For the past 3 and a half years running has been central to my existence. It pulled me out of the post-baby, career-on-hold deadspace and gave me purpose. Now that I've entered a new phase - kids in school, new career on track - I may have to look at running a bit differently. Not that I would stop. I wouldn't do that. It remains crucial to me - the physical and psychological benefits are too enormous. But I may have to accept that there are other limitations to training than physical ones - such as time.

To top everything off - the reason I have time to post today is that I'm in bed with flu (and a laptop). It was going to happen I guess and here it is. Hopefully I'll get it all over with before Christmas and my skiing holiday. I'm going to be missing a few days running but given that I've been fairly diligent with the Pfitz plan till last week I think I can afford it while dropping into Hal Higdon. I think. I hope. We'll see...

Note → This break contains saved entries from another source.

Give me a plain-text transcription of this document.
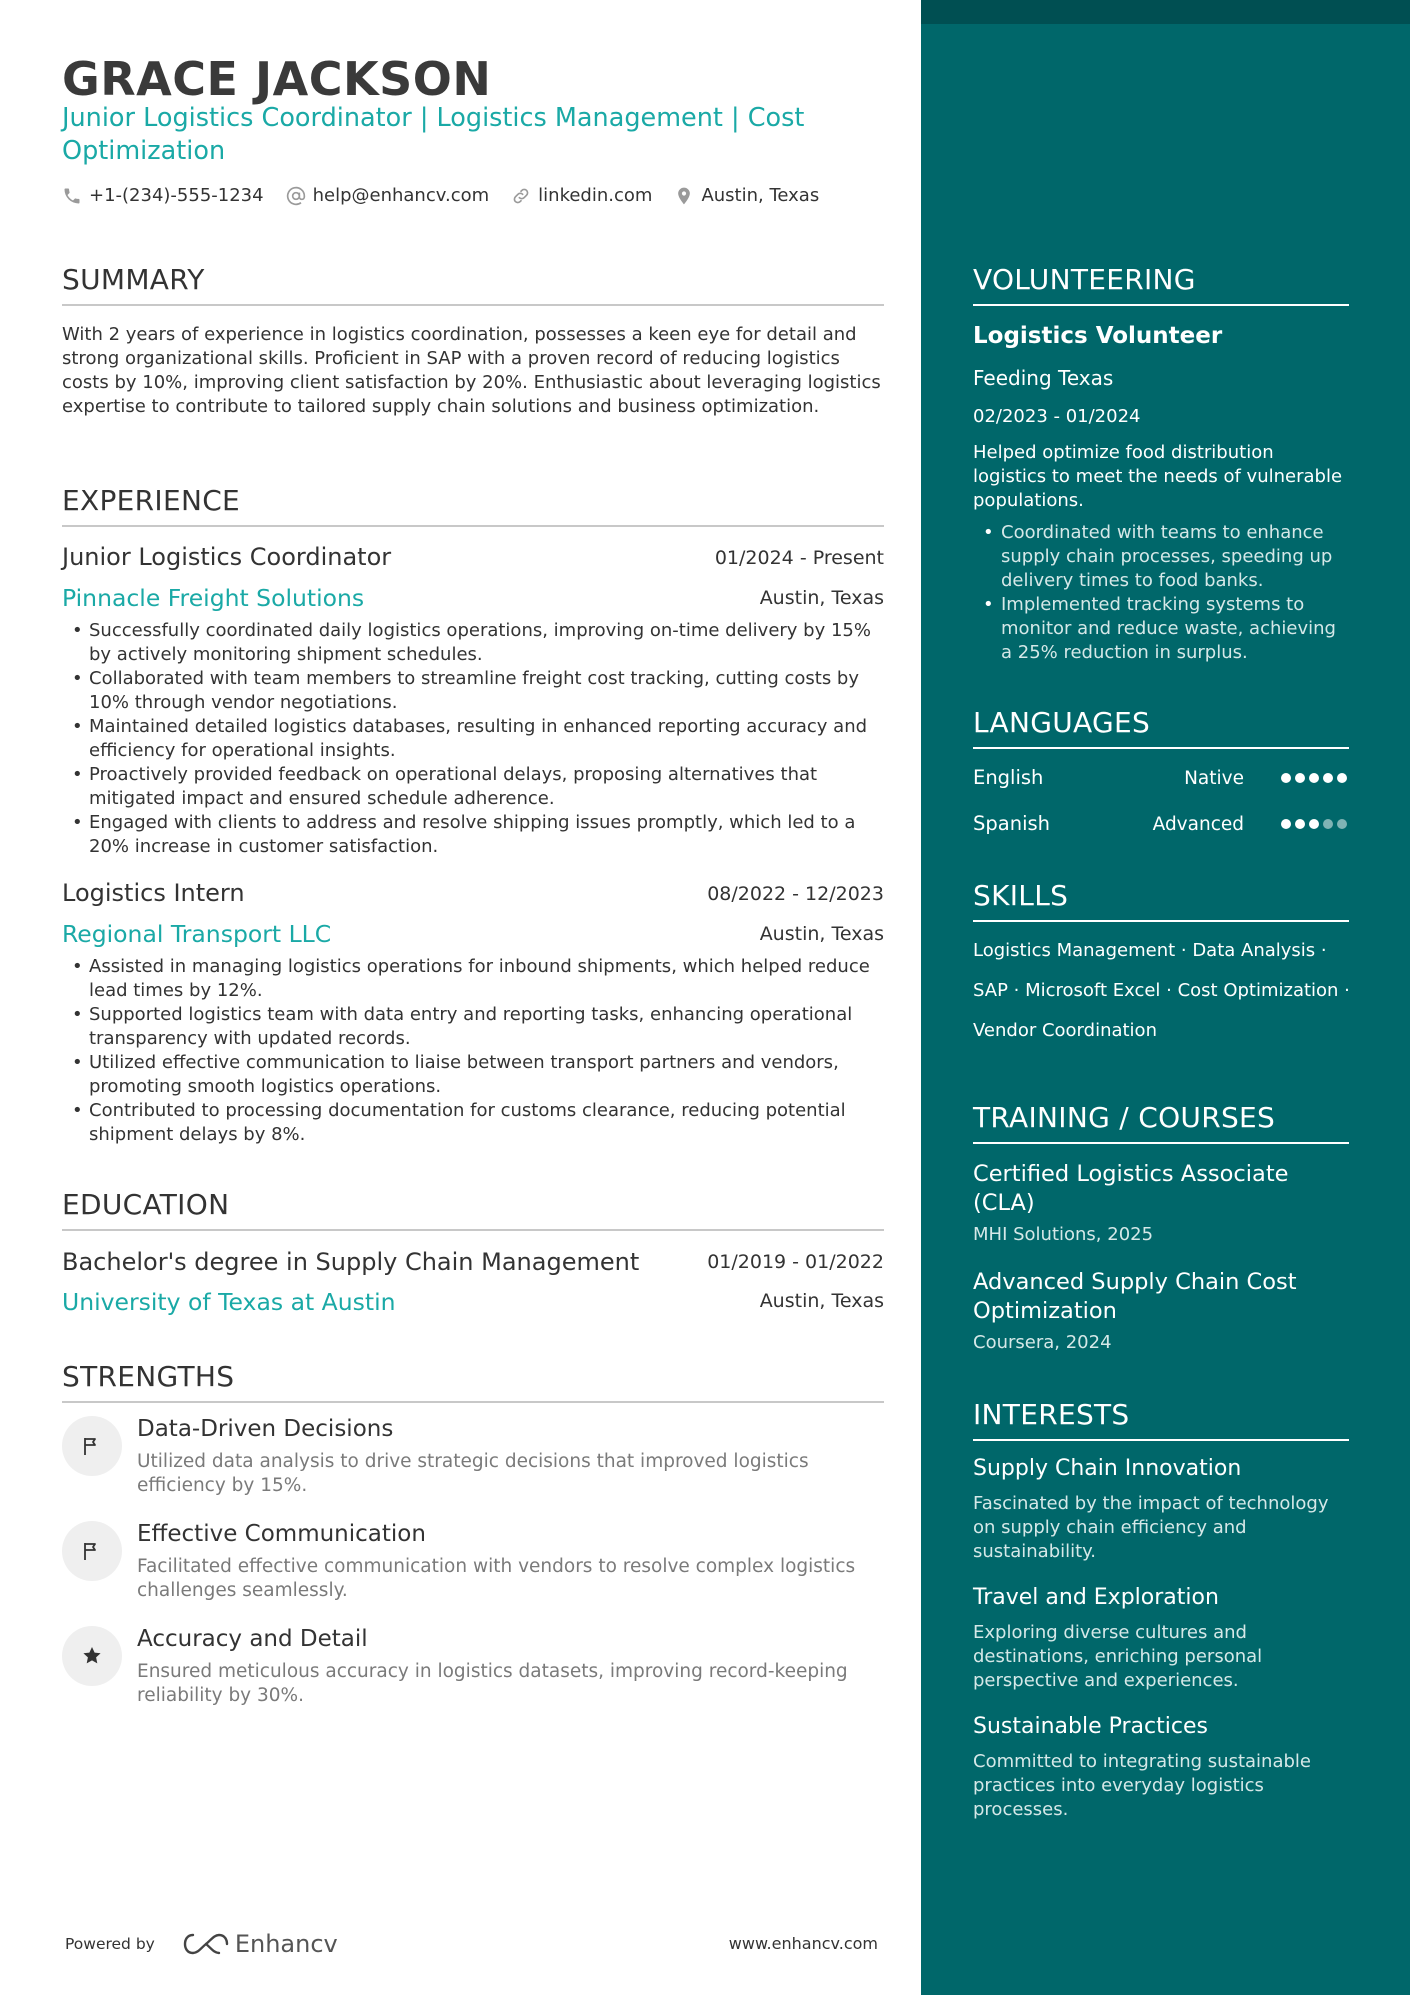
GRACE JACKSON
Junior Logistics Coordinator | Logistics Management | Cost Optimization
+1-(234)-555-1234	help@enhancv.com	linkedin.com	Austin, Texas
SUMMARY
With 2 years of experience in logistics coordination, possesses a keen eye for detail and strong organizational skills. Proficient in SAP with a proven record of reducing logistics costs by 10%, improving client satisfaction by 20%. Enthusiastic about leveraging logistics expertise to contribute to tailored supply chain solutions and business optimization.
EXPERIENCE
Junior Logistics Coordinator	01/2024 - Present
Pinnacle Freight Solutions	Austin, Texas
• Successfully coordinated daily logistics operations, improving on-time delivery by 15% by actively monitoring shipment schedules.
• Collaborated with team members to streamline freight cost tracking, cutting costs by 10% through vendor negotiations.
• Maintained detailed logistics databases, resulting in enhanced reporting accuracy and efficiency for operational insights.
• Proactively provided feedback on operational delays, proposing alternatives that mitigated impact and ensured schedule adherence.
• Engaged with clients to address and resolve shipping issues promptly, which led to a 20% increase in customer satisfaction.
Logistics Intern	08/2022 - 12/2023
Regional Transport LLC	Austin, Texas
• Assisted in managing logistics operations for inbound shipments, which helped reduce lead times by 12%.
• Supported logistics team with data entry and reporting tasks, enhancing operational transparency with updated records.
• Utilized effective communication to liaise between transport partners and vendors, promoting smooth logistics operations.
• Contributed to processing documentation for customs clearance, reducing potential shipment delays by 8%.
EDUCATION
Bachelor's degree in Supply Chain Management	01/2019 - 01/2022
University of Texas at Austin	Austin, Texas
STRENGTHS
Data-Driven Decisions
Utilized data analysis to drive strategic decisions that improved logistics efficiency by 15%.
Effective Communication
Facilitated effective communication with vendors to resolve complex logistics challenges seamlessly.
Accuracy and Detail
Ensured meticulous accuracy in logistics datasets, improving record-keeping reliability by 30%.
Powered by	Enhancv	www.enhancv.com
VOLUNTEERING
Logistics Volunteer
Feeding Texas
02/2023 - 01/2024
Helped optimize food distribution logistics to meet the needs of vulnerable populations.
• Coordinated with teams to enhance supply chain processes, speeding up delivery times to food banks.
• Implemented tracking systems to monitor and reduce waste, achieving a 25% reduction in surplus.
LANGUAGES
English	Native
Spanish	Advanced
SKILLS
Logistics Management · Data Analysis ·
SAP · Microsoft Excel · Cost Optimization ·
Vendor Coordination
TRAINING / COURSES
Certified Logistics Associate (CLA)
MHI Solutions, 2025
Advanced Supply Chain Cost Optimization
Coursera, 2024
INTERESTS
Supply Chain Innovation
Fascinated by the impact of technology on supply chain efficiency and sustainability.
Travel and Exploration
Exploring diverse cultures and destinations, enriching personal perspective and experiences.
Sustainable Practices
Committed to integrating sustainable practices into everyday logistics processes.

Finally - there's a discussion going on at What's a few miles between friends regarding running a joint marathon next year? Any ideas? Any contributions? Head on over and let us know.

Finally finally - inspired by Chris we've elfed ourselves as well - check us out !

Friday, December 07, 2007

btw

Don't you just love that poll? I just discovered it when I tried to add a PDF to my post.. BTW - just to be clear I am DEFINITELY running and training for the marathon - just not quite sure how.

A great and inspirational fellow blogger, Drusy, just found out she's running it as well so it's going to be such fun to meet up with her at some point. I'm hoping to be able to do a training run with her in London at some point. This is her now - above - with a new(ish) haircut and what looks like a shed growing out of her head! I hope she can get rid of that before the race - it's bound to slow her down..

Help!

Well - I'm not quite sure how to say this but I'm not sure I can do this. What? Train for a marathon? Sure. Aim for around the 4 hour mark? Not quite sure, but there is some confidence. Follow the Pfitz plan for 18 weeks? That would be the one I'm not quite sure of.

Why? Well the immediate reason I'm doubting myself is that I went out for 13 this morning and managed 6. After my first week at work, a hard crosstraining session, a 10 miler on the treadmill (which I completed despite chafing which started at 3M and got pretty ugly by 6M) and a 5 miler after work before the supermarket shop yesterday, today's run was just too much. I was bushed! And - of course - I started to doubt the schedule? Should I? Or should I, just 2 weeks into it, just chalk it up to tiredness and overextending myself and try again tomorrow. I'm just not sure.

On the one hand I think that the Pfitz schedule is going to require a lot of time investment - time is something I do not have an overabundance of.. On the other hand I feel weak a) for stopping today and b) for contemplating changing horses so soon into it. The thing that makes me consider changing horses is the fact that I got started early - I could still, for example, jump into another schedule without really missing anything. So what do I do?

The final thing is that I found a schedule for a sub 4 hr marathon on the Runnerworld UK website which is just a bit less intense that what the Pfitz suggests. It is a 16 week program that builds up a bit more slowly and just generally seems more manageable. Flip side could be that it might not get me as fit as the Pfitz might. If I can do the Pfitz. Hrmmmm.

For those of you schedule nuts, I've pdf-ed the Runnersworld schedule and am going to see whether I can attach it to this post somehow. Otherwise if you would be willing to cast your eye over it I would be delighted to e-mail it to you.

I feel like such an idiot! Anyway. Once again - let me have your thoughts!